Schematic diagram showing one pair of sister chromatids. (A) Late G2: active microtubules from the mother centrosome start poking nuclear membrane toward the stem cell side. At the same time, centromeres are clustered at the stem cell side where microtubules poke in. However, sister centromeres are not resolved at this time. (B) Early prophase: highly active microtubules from the mother centrosome locally break the nuclear membrane toward the stem cell side, allowing microtubules to enter into the nucleus. The stronger sister centromere is stably attached with more microtubules. At the same time, daughter centrosome nucleates active microtubule that start poking nuclear membrane toward the differentiating daughter cell side. (C) Prometaphase: active microtubules emanated from the daughter centrosome locally break the nuclear membrane toward the differentiating daughter cell side. The weaker sister centromere is attached by daughter centrosome-emanating microtubules. (D) Metaphase: a biased bi-oriented spindle with the stronger centromere attached by the mother centrosome-emanating microtubules, whereas the weaker centromere attached by the daughter centrosome-emanating microtubules. (E) Anaphase: the biased microtubule-kinetochore attachment leads to non-random sister chromatid segregation, the stronger centromere at the old histone enriched-chromatid segregates to the self-renewing stem cell, whereas the weaker centromere at the new histone-enriched chromatid is segregated into the differentiating daughter cell side.

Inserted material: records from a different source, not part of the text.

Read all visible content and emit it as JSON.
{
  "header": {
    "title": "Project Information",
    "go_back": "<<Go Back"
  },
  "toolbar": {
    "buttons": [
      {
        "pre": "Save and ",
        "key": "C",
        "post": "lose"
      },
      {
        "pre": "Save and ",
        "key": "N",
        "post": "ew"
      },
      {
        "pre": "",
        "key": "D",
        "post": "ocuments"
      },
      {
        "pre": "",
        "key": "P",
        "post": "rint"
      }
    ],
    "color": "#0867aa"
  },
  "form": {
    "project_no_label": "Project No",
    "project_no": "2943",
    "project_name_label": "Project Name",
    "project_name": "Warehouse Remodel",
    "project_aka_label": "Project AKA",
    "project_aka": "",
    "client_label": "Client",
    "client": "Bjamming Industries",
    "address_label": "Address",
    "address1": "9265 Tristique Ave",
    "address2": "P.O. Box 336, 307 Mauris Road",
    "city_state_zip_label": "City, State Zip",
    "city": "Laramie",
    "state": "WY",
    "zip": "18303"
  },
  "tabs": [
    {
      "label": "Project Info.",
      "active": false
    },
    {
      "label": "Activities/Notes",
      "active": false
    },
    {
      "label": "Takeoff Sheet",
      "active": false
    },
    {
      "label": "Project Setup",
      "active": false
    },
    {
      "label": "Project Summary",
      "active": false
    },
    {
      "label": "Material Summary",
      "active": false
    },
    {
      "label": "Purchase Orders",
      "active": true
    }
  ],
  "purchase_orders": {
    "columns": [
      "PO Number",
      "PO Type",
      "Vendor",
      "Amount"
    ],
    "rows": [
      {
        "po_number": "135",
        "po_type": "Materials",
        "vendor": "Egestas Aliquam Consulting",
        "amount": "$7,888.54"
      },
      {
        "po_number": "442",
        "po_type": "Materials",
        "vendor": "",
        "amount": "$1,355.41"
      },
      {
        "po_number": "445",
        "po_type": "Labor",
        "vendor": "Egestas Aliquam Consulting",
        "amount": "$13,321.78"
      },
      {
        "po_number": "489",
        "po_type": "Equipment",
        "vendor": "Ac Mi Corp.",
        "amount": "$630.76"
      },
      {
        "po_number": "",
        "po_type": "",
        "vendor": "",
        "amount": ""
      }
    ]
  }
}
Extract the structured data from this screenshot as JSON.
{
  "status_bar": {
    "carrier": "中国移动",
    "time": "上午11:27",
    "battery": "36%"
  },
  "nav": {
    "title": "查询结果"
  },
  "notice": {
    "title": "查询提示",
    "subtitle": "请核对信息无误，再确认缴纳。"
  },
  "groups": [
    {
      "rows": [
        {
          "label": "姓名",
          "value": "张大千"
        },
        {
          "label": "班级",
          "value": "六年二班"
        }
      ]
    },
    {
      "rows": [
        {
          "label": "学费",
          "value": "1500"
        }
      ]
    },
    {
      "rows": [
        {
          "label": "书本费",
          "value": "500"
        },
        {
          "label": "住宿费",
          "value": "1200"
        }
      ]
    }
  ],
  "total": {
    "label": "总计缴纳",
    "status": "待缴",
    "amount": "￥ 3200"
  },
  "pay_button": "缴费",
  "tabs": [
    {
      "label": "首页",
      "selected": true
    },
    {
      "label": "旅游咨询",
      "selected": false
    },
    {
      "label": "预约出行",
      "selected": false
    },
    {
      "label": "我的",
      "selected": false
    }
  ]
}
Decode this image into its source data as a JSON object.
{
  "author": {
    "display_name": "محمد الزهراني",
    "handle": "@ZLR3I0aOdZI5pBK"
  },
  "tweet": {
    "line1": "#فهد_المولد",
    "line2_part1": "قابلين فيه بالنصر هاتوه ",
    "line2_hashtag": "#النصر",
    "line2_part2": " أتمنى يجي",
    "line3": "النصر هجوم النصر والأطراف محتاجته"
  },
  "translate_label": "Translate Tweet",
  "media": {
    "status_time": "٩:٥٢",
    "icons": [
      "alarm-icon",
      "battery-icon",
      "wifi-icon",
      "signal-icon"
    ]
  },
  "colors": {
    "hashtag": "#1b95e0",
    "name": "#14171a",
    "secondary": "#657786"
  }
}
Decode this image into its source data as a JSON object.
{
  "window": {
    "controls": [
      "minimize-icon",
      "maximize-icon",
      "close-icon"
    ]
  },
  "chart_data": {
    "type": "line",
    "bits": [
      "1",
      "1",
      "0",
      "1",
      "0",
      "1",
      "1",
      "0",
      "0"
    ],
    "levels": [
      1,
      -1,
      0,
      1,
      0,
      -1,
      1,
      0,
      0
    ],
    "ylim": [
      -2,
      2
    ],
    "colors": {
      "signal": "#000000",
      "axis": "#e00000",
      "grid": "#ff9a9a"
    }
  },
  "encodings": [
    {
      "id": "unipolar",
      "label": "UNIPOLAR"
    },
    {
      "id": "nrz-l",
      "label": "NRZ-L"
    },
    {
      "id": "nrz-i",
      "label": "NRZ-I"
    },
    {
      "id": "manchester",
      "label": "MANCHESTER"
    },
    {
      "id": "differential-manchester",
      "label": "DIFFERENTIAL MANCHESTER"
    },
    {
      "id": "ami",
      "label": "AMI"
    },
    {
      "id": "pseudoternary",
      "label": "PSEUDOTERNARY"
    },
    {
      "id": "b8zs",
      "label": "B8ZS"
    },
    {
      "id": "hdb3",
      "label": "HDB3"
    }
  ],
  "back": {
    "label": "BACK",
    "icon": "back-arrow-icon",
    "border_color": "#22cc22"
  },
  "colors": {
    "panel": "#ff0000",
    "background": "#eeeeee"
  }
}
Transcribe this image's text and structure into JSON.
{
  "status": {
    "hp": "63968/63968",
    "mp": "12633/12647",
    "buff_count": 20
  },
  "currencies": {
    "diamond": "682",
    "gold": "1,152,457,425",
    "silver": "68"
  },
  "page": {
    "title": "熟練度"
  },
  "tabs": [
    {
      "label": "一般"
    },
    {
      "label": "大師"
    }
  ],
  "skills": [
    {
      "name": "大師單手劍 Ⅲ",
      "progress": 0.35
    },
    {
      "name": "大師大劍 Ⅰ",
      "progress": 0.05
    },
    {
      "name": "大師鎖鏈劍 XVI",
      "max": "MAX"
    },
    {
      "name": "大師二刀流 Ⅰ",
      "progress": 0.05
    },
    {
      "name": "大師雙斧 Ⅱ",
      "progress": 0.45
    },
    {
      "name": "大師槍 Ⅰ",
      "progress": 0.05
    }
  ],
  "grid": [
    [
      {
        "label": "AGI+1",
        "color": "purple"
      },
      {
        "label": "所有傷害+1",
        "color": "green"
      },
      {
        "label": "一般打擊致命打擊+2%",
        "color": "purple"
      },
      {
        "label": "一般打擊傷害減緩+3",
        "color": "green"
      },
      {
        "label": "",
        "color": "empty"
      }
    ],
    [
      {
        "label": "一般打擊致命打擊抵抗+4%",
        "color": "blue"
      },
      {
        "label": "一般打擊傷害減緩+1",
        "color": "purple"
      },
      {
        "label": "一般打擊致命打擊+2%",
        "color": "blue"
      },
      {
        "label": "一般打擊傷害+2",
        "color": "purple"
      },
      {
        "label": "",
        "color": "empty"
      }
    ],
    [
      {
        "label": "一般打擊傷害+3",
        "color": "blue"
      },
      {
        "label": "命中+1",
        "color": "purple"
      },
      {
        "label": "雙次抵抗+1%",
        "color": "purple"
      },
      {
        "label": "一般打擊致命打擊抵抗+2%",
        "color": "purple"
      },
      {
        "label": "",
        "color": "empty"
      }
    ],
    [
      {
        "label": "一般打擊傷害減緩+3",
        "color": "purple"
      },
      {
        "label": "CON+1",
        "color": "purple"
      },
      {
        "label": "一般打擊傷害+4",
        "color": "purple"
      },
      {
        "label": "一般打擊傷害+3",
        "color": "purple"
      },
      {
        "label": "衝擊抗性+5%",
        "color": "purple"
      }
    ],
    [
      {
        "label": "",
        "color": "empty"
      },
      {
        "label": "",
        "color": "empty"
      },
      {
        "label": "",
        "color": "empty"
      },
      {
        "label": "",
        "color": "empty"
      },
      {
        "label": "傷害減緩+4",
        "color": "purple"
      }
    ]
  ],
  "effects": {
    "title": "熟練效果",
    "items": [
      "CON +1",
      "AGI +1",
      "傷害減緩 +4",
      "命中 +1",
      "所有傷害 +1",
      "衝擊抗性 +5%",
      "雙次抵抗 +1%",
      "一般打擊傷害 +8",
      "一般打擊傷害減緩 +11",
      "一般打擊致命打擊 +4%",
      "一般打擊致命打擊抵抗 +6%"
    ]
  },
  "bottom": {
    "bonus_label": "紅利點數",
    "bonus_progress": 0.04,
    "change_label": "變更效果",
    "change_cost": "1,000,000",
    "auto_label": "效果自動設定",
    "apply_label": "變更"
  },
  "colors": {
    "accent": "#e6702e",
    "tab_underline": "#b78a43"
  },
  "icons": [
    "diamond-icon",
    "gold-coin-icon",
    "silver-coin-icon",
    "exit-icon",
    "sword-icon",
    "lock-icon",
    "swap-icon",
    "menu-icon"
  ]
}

A ‘meiotic drive’ phenomenon has been reported in meiosis I during the development of a mouse egg [110,111]. This observation is called ‘centromere drive’ when centromeres serve as a ‘selfish’ element. When mice strains with different kinetochore strengths breed, the oocyte inherits the stronger kinetochore and centromere while the weaker kinetochores and centromeres are inherited by the polar bodies, which subsequently degenerate [112–114] Here, the stronger centromeres have 6 to10 fold more minor satellite repeats, allowing them to recruit more kinetochore proteins. In addition, the meiotic spindle shows asymmetric PTMs, such as high tyrosinated microtubules towards the polar body side compared with the egg side due to the polarized CDC42 signaling [115]. This spindle asymmetry and polarized cortical CDC42 signal were found to be essential to flip and re-orient the stronger centromere towards the egg side. These results suggest that the polarized cortical CDC42 signals serve as a spatial cue for selfish centromeres to distinguish between egg and polar bodies to ensure their preferential retention during meiosis I. Furthermore, these studies show that the flipping and reorientation events of centromeres on homologous chromosomes depends on the amount of destabilizers, such as chromosome passenger complex (CPC) and mitotic centromere-associated kinesin (MCAK) [116]. Stronger centromeres recruit more destabilizing factors (MCAK and CPC), increasing the opportunity of the stronger centromeres to flip, especially when they are attached with tyrosinated microtubules. In addition, ‘meiotic drive’ might involve non-centromeric loci, such as the knob domain in Maize, which acts as a neocentromere by attaching to the meiotic spindle without a kinetochore, leading to the preferential retention of knob domain chromosomes in progenies [110,117,118]. ‘Meiotic drive’ and ‘mitotic drive’ each have distinct features, which are summarized in Table 1 and in recent reviews [11,119].